In New York, state high court rulings in 1977 and 1984 effectively struck down the death penalty. But in 1995, Republican Governor George Pataki signed legislation reinstating it. Almost a decade later, the New York Court of Appeals found that legislation unconstitutional, and the last inmate on the state’s Death Row saw his sentence reduced to life in prison in 2007. Even during the years New York maintained a death penalty, no prisoner had been executed since 1963. 

Within five years, New Jersey, New Mexico, Illinois, and Connecticut followed New York in abolishing capital punishment.  

Most recently, Colorado abolished its death penalty in 2020, and in 2021 Virginia became the first state of the Old Confederacy to do so.  

Costs, benefits, and ethics 

So, is it time for the country as a whole to just let the death penalty go? Proponents of this view cite, among other concerns, the cost of carrying out executions, which includes the cost of protracted appeals.  

In the estimation of the think tank Interrogating Justice, it costs about $37,500 annually to maintain a prisoner in the federal system. On the other hand, the cost of maintaining a death row inmate soars to $60,000 to $70,000 per year.  

The American Civil Liberties Union estimates that the overall cost of the first five federal executions carried out in the year 2020 approached $4.7 million, exclusive of incarceration and pretrial expenditures. And the cost of the average execution in a federal prison is about $1 million.  

But does the death penalty deter homicides? Studies show, both historically and today, that murder rates actually trend lower in non-death penalty states than in those that do allow capital punishment. In the 1980s, experts also determined that abolition had not caused Canadian crime rates to rise.  

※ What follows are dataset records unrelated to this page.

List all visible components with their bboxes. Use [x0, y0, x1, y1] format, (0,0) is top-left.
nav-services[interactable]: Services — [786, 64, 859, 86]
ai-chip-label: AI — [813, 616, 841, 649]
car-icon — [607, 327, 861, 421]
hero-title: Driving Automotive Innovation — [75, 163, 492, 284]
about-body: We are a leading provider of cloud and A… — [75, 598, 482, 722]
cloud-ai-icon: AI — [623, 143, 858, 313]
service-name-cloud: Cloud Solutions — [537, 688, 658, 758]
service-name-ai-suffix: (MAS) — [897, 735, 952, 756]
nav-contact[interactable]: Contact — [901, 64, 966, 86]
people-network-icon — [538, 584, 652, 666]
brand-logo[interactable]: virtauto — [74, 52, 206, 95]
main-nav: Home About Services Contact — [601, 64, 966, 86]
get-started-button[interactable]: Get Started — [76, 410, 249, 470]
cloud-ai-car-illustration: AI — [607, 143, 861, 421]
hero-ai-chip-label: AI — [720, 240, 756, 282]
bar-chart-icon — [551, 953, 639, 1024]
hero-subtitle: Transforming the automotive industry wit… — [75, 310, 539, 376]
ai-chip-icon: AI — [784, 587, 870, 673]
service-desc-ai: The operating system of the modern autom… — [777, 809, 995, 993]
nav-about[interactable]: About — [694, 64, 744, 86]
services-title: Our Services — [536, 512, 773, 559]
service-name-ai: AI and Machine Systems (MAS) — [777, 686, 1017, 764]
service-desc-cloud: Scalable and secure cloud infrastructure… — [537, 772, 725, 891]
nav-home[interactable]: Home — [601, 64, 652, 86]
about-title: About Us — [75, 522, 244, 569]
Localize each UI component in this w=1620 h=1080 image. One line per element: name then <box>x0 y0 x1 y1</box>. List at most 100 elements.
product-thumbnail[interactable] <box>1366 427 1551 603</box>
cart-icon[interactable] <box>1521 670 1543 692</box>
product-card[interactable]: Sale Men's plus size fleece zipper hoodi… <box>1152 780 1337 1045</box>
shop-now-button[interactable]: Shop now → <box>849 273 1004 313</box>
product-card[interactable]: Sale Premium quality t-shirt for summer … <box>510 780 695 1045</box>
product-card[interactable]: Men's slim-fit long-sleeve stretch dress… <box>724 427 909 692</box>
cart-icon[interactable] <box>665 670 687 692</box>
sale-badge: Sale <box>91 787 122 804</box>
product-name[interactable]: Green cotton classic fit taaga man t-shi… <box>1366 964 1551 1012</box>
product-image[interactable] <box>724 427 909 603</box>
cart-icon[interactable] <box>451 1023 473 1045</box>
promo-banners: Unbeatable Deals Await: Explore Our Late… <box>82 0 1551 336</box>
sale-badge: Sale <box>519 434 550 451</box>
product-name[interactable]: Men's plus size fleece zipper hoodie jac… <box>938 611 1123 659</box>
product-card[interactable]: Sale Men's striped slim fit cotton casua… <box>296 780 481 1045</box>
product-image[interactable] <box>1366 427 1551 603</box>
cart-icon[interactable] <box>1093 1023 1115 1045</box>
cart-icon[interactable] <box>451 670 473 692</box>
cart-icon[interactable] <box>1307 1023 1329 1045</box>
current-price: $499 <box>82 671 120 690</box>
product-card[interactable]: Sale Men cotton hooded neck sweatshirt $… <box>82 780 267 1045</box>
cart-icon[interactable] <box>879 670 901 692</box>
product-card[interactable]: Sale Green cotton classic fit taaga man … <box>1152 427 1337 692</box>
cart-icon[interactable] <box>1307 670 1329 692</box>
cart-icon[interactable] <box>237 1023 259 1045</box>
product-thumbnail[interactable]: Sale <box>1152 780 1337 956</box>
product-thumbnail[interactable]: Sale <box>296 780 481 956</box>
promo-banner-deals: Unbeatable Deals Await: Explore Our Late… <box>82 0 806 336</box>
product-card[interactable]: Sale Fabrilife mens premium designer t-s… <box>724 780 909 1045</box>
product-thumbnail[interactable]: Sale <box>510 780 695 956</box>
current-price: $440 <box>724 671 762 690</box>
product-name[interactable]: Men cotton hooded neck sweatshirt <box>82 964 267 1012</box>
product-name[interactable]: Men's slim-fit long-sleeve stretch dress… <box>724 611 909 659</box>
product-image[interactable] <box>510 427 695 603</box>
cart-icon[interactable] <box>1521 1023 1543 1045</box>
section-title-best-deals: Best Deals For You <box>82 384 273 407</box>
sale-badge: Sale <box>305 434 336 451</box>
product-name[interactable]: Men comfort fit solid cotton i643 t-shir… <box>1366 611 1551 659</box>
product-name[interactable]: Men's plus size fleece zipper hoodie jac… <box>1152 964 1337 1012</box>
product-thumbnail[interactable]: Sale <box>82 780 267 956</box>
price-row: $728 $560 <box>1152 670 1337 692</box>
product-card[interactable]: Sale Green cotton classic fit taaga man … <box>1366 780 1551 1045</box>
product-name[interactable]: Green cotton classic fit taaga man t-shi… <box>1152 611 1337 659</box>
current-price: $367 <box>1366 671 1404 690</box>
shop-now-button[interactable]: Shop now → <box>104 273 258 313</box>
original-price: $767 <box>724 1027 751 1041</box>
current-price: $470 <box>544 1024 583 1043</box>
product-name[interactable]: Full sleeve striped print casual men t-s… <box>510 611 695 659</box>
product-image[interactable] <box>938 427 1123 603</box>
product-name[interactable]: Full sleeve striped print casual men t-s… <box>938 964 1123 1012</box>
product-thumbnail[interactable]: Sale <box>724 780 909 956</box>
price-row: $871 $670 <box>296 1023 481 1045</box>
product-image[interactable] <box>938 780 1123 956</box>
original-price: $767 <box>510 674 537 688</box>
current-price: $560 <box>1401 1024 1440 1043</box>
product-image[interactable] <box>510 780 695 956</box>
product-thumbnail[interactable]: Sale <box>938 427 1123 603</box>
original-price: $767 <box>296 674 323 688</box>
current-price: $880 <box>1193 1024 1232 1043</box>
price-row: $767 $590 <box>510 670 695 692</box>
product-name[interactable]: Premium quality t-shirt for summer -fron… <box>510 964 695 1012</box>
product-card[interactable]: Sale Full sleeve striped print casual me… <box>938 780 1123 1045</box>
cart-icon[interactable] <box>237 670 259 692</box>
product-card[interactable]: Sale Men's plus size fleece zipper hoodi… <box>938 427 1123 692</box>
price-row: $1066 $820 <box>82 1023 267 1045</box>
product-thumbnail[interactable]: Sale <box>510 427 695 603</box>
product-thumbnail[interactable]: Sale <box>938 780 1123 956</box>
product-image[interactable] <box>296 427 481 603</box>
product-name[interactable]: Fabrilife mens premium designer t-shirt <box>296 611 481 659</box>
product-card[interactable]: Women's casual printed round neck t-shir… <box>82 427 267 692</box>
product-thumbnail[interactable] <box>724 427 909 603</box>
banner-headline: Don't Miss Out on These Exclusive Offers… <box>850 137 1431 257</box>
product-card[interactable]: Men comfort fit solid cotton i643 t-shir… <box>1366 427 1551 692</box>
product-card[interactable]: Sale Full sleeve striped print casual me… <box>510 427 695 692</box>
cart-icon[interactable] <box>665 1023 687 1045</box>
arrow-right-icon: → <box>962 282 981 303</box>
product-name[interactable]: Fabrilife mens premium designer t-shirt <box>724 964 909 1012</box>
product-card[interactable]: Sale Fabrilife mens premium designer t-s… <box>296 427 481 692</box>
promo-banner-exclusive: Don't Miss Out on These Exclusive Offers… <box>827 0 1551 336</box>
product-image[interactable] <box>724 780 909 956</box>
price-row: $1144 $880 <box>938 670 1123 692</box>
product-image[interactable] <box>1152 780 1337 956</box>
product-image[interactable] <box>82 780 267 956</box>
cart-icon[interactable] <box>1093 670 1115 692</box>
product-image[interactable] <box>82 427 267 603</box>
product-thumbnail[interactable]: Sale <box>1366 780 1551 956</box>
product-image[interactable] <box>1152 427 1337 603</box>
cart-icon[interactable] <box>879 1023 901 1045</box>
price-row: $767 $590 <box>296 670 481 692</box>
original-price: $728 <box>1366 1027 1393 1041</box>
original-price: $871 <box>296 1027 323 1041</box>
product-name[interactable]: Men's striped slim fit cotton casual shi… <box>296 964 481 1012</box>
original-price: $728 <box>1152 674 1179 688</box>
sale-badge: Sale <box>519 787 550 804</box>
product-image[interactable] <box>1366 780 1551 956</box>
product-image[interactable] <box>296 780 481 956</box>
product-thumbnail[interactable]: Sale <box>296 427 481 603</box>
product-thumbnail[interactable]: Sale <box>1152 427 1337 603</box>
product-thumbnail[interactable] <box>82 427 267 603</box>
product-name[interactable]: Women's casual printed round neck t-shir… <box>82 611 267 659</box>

Most chilling to the moral sense, since 1973 about 190 people wrongfully convicted and sent to death row have been exonerated.  

Should we allow for capital punishment, though, in the case of certain especially heinous crimes, where there is no possible doubt as to the killer’s identity? School shootings, child murder, serial killings, and other crimes that put a perpetrator outside the normal range of what we think of as the human community? 

That may depend on whether you think someone who commits these brutal acts is capable of redemption, or not. There remains justified outrage that the Parkland school shooter in Florida received a sentence of life in prison due to a non-unanimous jury. Maybe we shouldn’t completely take the death penalty out of consideration. But there are plenty of ways we can make the criminal justice system more fair, more equitable, and more sensible. 

And that’s where every one of us has to really examine both the evidence and our moral compass.